La Chronique Agora

Gare aux incendiaires…

** Rarement une affaire politique ou financière aura inspiré autant de commentaires sur les forums boursiers que les déboires financiers de la Société Générale (SG). On peut y lire beaucoup de stupidités et de « posts » malveillants du type « fermez vos comptes à la SG ». Aucune des personnes de mon entourage proche ou plus lointain n’envisage rien de tel et je m’empresserais de les en dissuader. Mais on trouve également des contributions fort bien documentées, émanant de véritables spécialistes du front- et du middle-office qui démontrent que la thèse de l’homme seul, du trader terroriste est difficile à accepter telle quelle.

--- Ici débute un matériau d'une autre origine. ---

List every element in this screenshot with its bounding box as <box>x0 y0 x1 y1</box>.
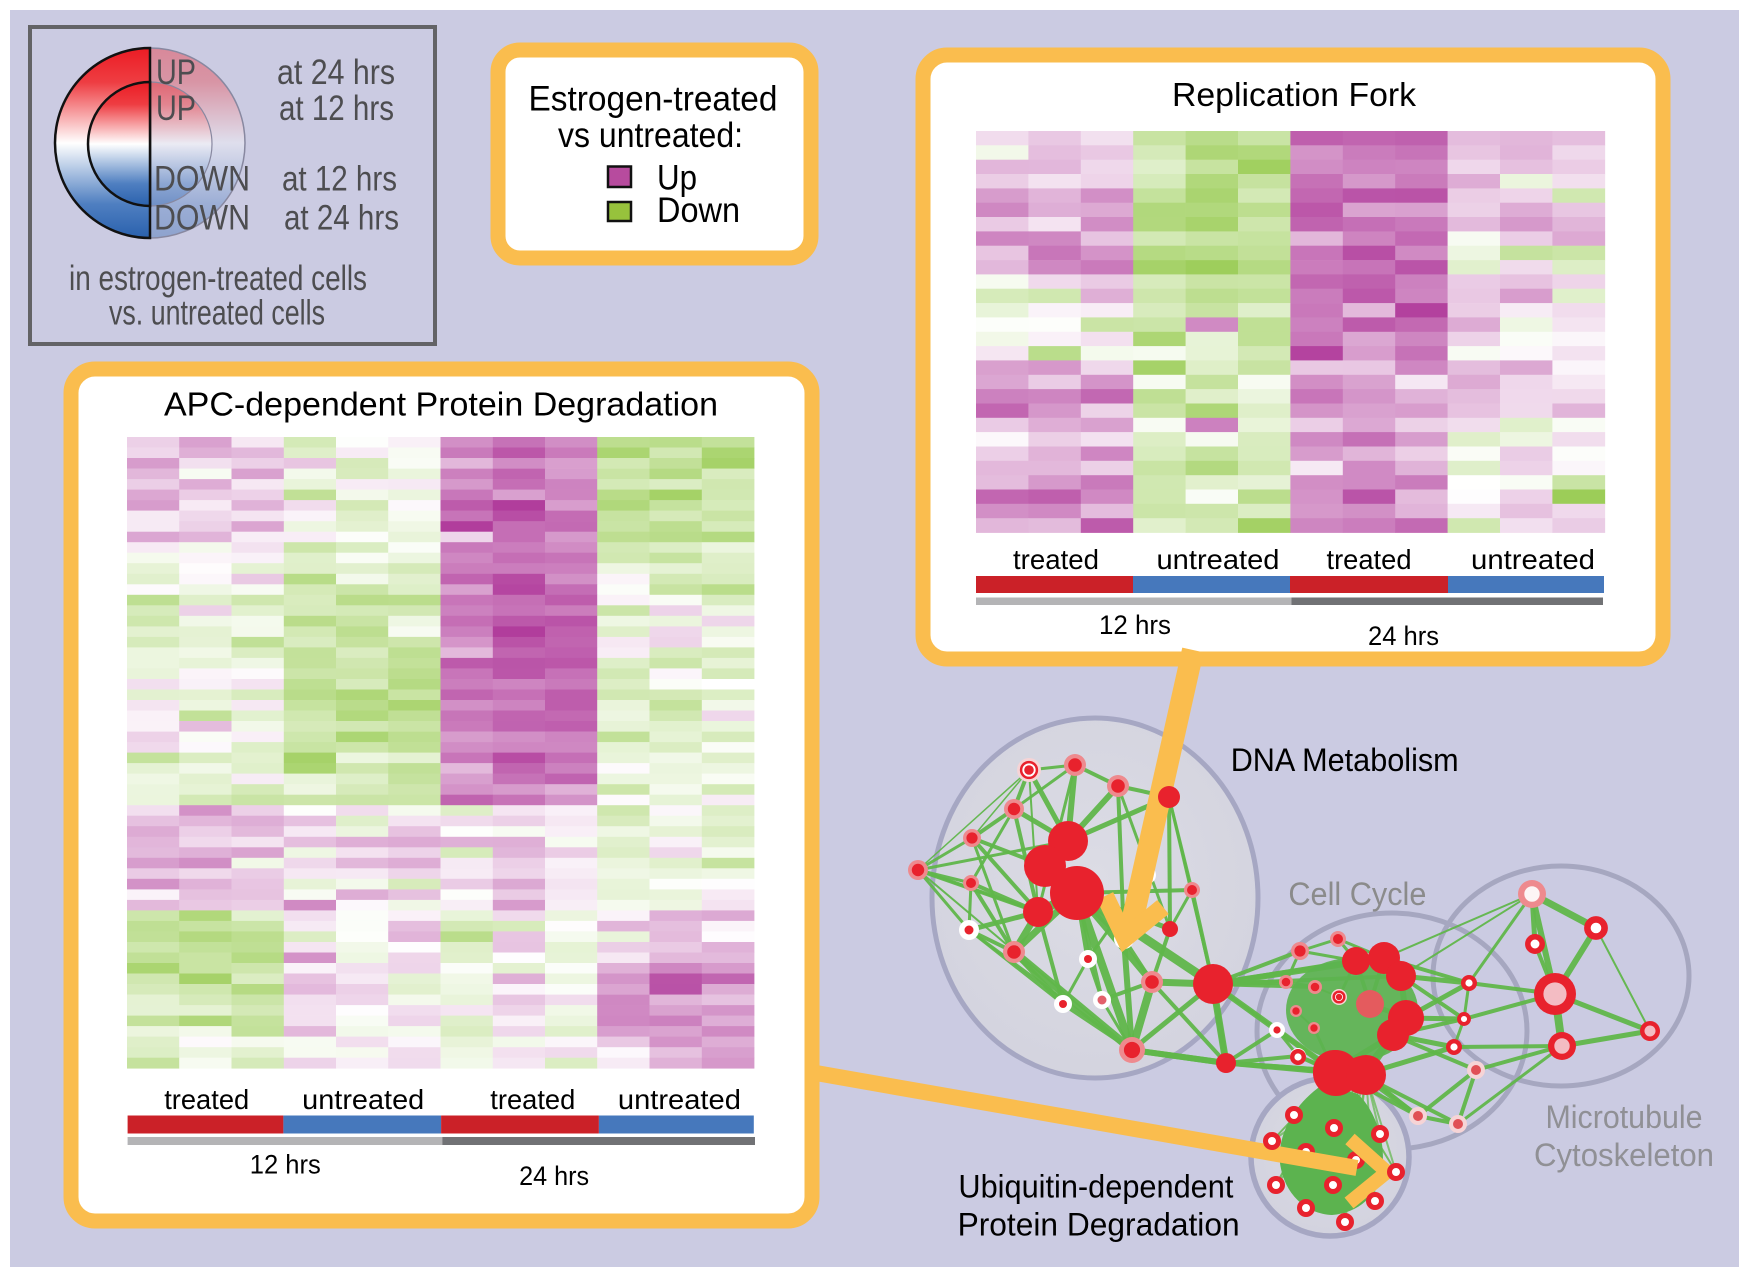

Les architectures informatiques d’enregistrement et de balance des mouvements entre les différents agents (institutionnels) sont extrêmement complexes, les procédures de contrôle redondantes. Toutes les opérations sur les marchés dérivés impliquent des appels de marge ; les conversations des négociateurs et vendeurs sont toutes enregistrées sur bande — c’est une image car nous vivons à l’ère du numérique. Il est donc possible de vérifier si les positions correspondent aux ordres transmis et gérés par les traders des autres établissements financiers.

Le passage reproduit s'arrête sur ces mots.